Developed Nations have already seen the risks of how using certain information like gender, ethnicity, and religion could lead to discrimination and a vicious cycle of rejection and further degradation in those communities. They have also developed strict data protection and regulation laws that limit companies in regards to what data they can collect and how they can use and sell the data. Countries like India and China are, however, moving in the opposite direction, implementing lax data regulation if any at all. They are creating central government controlled databases that have already been used to judge, limit and restrict lives in China, with the very same potential in India with the recent implementation and mandation of the Aadhar system.
Ultimately, the future of such technological implementation, will be determined not by individuals or companies, but governments. Individuals who know they will be affected negatively, will always be loud minority. Individuals who know they fit within the defined roles will be a silent majority, seeing and understanding the threats of the system, but truly feeling apathy or maybe even derision towards the rest.
Companies, at the end of the data, are profit seeking; vast data and its analysis allows them to increase profit margins, and reduce risk. The majority will always favor lax regulation, in the same manner many were against labor unions, minimum wage, etc. The final responsibility is the Government’s, who will need to take upon themselves to decide whether such a future is/would be constitution or even Moral.

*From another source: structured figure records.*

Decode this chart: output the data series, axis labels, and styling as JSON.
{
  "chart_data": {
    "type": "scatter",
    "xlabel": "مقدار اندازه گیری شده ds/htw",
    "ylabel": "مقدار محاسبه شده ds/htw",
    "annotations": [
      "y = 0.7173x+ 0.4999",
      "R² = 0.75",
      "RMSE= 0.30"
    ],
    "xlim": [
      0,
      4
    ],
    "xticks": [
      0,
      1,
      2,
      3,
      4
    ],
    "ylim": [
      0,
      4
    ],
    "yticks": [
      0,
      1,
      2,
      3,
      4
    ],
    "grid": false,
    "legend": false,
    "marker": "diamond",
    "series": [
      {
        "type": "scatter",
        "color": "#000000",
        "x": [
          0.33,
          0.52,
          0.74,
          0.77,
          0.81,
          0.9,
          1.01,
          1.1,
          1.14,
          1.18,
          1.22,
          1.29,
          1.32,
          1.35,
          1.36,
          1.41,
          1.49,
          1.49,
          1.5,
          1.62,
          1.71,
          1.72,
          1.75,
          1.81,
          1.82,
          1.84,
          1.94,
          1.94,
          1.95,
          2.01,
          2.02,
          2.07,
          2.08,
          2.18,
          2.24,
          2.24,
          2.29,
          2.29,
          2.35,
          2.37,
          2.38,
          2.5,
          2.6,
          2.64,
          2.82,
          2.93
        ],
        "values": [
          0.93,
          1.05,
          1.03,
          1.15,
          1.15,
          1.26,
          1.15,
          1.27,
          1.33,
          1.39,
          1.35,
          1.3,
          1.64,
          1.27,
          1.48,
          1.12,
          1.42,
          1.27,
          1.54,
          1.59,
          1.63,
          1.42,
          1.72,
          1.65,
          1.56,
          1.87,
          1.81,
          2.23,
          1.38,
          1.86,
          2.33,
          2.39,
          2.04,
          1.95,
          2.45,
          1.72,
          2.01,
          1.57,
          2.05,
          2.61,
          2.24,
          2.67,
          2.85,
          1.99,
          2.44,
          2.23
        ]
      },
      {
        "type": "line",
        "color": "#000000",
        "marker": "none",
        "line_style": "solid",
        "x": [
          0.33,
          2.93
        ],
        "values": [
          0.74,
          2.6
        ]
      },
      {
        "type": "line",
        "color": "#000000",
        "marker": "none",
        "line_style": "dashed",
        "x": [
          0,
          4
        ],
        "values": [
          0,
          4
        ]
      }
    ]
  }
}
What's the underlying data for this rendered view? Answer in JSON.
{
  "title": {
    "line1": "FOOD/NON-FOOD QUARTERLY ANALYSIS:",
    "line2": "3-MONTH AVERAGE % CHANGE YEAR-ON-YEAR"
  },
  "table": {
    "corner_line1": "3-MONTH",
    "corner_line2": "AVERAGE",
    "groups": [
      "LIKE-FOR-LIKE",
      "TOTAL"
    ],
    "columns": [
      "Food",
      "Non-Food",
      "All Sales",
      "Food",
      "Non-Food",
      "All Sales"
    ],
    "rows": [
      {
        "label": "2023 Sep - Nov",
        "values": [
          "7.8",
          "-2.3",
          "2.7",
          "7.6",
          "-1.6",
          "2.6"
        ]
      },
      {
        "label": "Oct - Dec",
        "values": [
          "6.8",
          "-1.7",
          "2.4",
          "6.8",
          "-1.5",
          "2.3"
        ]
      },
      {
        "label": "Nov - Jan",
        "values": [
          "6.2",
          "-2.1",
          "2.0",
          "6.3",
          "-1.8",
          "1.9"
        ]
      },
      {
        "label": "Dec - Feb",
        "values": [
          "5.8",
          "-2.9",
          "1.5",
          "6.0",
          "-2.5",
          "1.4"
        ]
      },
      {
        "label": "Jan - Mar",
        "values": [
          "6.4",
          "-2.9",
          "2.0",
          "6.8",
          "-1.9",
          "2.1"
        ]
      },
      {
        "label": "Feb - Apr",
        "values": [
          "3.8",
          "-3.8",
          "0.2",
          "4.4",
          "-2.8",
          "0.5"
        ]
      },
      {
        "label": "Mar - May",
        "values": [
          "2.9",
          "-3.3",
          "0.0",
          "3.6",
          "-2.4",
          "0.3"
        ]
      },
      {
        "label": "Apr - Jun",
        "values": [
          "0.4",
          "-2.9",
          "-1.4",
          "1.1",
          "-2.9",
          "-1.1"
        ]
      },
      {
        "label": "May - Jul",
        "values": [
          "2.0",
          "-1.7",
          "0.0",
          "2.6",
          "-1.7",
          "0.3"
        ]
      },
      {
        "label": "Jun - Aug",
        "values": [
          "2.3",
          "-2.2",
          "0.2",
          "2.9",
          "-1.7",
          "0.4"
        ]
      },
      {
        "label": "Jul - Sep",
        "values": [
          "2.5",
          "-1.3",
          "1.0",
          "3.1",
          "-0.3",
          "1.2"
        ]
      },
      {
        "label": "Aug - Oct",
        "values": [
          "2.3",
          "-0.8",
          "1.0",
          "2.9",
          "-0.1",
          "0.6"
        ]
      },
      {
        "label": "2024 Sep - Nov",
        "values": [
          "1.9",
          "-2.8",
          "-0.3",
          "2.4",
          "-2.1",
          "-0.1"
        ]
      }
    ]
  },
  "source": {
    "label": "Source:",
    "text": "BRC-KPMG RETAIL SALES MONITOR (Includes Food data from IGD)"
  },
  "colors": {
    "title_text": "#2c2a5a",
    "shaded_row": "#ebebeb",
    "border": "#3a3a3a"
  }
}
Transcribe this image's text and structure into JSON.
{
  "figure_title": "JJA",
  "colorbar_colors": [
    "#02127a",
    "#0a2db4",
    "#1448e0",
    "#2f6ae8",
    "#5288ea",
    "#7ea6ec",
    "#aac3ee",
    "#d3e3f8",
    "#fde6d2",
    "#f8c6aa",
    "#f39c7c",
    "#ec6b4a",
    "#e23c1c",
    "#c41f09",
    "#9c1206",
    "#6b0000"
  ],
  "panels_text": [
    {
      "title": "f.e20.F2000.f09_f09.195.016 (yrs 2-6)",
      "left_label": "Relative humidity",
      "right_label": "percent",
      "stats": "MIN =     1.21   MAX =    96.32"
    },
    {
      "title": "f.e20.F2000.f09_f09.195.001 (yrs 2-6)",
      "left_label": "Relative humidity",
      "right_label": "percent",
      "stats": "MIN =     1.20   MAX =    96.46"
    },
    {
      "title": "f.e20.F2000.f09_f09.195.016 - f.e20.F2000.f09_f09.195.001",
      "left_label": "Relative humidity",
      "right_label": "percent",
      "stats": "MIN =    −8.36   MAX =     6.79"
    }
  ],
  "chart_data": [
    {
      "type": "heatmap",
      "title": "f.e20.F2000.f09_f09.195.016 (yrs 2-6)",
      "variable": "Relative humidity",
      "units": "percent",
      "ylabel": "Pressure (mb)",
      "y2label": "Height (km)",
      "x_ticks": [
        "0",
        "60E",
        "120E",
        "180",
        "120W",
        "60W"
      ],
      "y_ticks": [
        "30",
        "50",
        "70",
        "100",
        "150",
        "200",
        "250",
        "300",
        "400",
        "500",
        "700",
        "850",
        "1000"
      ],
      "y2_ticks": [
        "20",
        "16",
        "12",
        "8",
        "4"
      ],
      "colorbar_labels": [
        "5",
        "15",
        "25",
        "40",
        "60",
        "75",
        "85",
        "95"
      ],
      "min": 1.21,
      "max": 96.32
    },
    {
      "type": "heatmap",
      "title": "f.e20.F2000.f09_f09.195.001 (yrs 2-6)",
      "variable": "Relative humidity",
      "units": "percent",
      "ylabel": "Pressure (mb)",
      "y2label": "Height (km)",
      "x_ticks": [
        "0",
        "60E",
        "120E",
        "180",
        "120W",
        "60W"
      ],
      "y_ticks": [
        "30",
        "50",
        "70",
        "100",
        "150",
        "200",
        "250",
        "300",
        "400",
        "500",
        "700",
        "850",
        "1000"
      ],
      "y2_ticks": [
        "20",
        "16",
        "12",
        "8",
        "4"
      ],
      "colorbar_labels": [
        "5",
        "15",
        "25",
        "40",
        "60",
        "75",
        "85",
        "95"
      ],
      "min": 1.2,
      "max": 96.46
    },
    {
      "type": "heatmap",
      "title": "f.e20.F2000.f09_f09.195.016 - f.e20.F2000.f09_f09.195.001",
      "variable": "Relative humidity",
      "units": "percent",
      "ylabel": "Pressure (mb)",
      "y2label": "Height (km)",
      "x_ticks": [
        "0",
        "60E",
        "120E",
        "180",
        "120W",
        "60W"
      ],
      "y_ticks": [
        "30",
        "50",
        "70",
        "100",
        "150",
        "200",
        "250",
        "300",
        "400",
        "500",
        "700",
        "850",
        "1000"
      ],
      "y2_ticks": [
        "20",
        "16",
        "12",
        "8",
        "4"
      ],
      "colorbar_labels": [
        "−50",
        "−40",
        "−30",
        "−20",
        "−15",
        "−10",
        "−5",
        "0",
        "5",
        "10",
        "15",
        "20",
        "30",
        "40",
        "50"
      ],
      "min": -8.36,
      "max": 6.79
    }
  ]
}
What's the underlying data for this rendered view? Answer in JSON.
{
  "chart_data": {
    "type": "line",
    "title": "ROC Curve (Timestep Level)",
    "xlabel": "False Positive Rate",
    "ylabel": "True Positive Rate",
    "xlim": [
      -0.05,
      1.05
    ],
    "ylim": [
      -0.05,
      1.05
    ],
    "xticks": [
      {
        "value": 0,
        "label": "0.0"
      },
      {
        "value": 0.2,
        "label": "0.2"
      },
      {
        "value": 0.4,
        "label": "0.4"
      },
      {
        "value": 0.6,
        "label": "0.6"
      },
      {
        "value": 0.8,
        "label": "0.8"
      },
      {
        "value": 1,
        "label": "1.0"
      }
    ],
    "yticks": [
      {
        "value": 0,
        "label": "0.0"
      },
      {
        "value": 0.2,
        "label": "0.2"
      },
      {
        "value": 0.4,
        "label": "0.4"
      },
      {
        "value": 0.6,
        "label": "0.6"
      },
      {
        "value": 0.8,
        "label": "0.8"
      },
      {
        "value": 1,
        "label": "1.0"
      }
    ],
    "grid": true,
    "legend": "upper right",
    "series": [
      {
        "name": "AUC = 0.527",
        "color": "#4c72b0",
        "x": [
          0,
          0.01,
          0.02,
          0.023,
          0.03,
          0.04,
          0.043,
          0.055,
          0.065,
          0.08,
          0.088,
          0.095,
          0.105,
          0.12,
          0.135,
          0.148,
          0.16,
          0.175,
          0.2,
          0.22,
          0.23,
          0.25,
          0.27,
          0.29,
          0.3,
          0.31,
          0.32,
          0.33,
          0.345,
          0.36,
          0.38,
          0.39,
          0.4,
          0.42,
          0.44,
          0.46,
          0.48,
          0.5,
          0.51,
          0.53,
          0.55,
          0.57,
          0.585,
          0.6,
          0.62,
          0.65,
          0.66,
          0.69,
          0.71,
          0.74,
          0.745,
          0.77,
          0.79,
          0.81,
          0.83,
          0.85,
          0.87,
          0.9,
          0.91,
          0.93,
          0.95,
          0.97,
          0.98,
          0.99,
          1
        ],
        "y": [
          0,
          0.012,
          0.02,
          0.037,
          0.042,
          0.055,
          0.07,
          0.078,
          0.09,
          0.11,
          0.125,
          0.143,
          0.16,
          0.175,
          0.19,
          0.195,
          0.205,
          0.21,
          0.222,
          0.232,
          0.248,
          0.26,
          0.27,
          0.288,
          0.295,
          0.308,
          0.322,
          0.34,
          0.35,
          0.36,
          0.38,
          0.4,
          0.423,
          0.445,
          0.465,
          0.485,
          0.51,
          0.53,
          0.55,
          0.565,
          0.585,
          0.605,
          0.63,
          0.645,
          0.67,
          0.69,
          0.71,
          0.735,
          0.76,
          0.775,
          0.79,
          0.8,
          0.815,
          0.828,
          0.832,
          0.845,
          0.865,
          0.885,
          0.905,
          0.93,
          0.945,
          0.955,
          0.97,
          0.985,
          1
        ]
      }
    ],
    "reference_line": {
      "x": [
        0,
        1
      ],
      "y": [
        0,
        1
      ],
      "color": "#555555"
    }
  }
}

The truly scary part in all of this is, not that such a scoring system would reveal an individual’s perceived flaws and characteristics, but rather the fact, that credit scoring systems ultimately work under the assumption that that such flaws and characteristics cannot change and to instill such belief and logic in society, will create a society stuck in time, unable to progress as a whole, removing the spirit of entrepreneurship, removing the hope of success, it could very well lead to a system of the past — analogous to a Caste System, where status, job, success all are seemingly predetermined.
Conclusion
Credit Scores have always been a useful tool for financial institutions. But as they slowly permeate our lives, we must consider whether it is appropriate for them to be used as measures of character, and perhaps more importantly whether they should be allowed to make use of personal and intimate information. The implications could be widespread, so, in the meanwhile, be sure to maintain your credit score. You never know how it could affect you.